The local sugar industry's dilemma could be illustrated from another perspective—the cost of production in random countries expressed in US cents per pound: Brazil (4 cents); Australia/Thailand (6.5); India (8); Belize (15); Guyana (20); Barbados (38); T&T (56).

It bothers me that in the run-up to elections since she has taken leadership of the UNC, Kamla dredges up some lingering grievances, real or imagined, the ex-farmers and workers may have and promises to rectify them as soon as she forms the government. In the 2010 campaign, she committed to paying the farmers the EU grant that was intended for diversification post-sugar. She failed pay anything until the eve of the 2015 election when government paid a small sum, promising to pay the remainder—after the 2015 election. We know how that went.

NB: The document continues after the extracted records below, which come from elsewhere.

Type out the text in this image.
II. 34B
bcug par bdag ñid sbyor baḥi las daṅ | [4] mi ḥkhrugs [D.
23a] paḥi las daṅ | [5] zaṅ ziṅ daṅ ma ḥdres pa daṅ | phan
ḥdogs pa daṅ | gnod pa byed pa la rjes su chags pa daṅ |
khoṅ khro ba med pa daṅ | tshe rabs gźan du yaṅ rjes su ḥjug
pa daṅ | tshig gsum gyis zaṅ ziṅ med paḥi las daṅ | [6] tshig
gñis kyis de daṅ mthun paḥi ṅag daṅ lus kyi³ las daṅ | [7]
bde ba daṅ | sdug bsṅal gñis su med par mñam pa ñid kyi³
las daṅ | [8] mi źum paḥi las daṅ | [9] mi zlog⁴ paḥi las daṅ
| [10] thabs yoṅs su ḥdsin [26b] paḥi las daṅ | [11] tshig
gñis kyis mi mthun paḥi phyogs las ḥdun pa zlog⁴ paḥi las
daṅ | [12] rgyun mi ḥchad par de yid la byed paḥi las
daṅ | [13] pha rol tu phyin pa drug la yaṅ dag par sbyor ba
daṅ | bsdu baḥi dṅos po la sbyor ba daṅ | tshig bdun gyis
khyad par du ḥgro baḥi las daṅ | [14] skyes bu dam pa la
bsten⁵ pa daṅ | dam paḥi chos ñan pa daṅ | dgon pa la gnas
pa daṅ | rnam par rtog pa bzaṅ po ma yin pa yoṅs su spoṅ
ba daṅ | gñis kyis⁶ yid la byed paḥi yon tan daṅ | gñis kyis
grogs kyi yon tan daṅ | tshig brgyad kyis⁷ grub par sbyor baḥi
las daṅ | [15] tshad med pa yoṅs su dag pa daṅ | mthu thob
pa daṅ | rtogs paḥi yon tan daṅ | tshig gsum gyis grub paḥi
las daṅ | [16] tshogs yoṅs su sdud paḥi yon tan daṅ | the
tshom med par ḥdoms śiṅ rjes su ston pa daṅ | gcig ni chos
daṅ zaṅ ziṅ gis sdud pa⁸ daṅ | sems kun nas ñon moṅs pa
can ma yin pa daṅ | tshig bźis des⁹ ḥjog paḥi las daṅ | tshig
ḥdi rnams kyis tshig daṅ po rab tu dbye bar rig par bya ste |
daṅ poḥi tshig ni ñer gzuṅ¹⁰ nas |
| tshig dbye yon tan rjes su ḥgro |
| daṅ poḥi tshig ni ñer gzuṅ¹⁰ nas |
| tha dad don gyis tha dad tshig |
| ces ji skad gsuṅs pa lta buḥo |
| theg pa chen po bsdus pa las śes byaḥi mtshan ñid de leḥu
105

If anyone should feel cheated upon closure of the industry in 2007, it should be the cane farmers, some of whom I represented (as chairman of TICFA). Because there were no valid contractual obligations following the retrenchment of the sugar workers and closure of the BC factory in 2003, technically, the government owed them nothing. I argued that the government had a moral obligation to pay them some $200 million. Caroni's employees, based on their industrial agreements (there were several bargaining units) got close to $1 billion—which excluded the residential plots and two-acre-farming lands.

The farmers eventually accepted $82 million offered by the Patrick Manning government. One group pursued the matter through the courts and won additional money based on the 2015 agreement with Kamla's administration.

But back to the substantive issue of the sugar industry: there is no merit in attempting to breathe life into the dead, not even if we were enjoying an energy boom and government could afford to keep it on life support. Caroni, from its nationalisation in 1975 to its closure in 2007 never made a profit. Its operating losses ranged from a low of $20 million in 1976 to a high of $304 million in 1982.

When the company diversified into the production of rice and citrus in the mid-1990s, those two ventures were disastrous. The rice division sustained losses of $5 million-plus every year between 2000 and 2003—and that does not include government subsidy for all local paddy purchased by National Flour Mills. Citrus was worse: 558 persons were employed on two farms (3,000 acres). In four short years, citrus racked up losses of approximately $12 million.

I almost forgot this: in addition to subventions from government averaging $150 million every year, the Manning administration wrote off a debt of $2.2 billion (presumably unpaid income taxes, VAT, NIS contributions) in 2001.

An industry with such a sorry, scary history will hardly attract private-sector investors. And I don't think farmers are eager to return to this hell-hole. Sugar is sweet, but it has left a bitterness that few who experienced it will forget.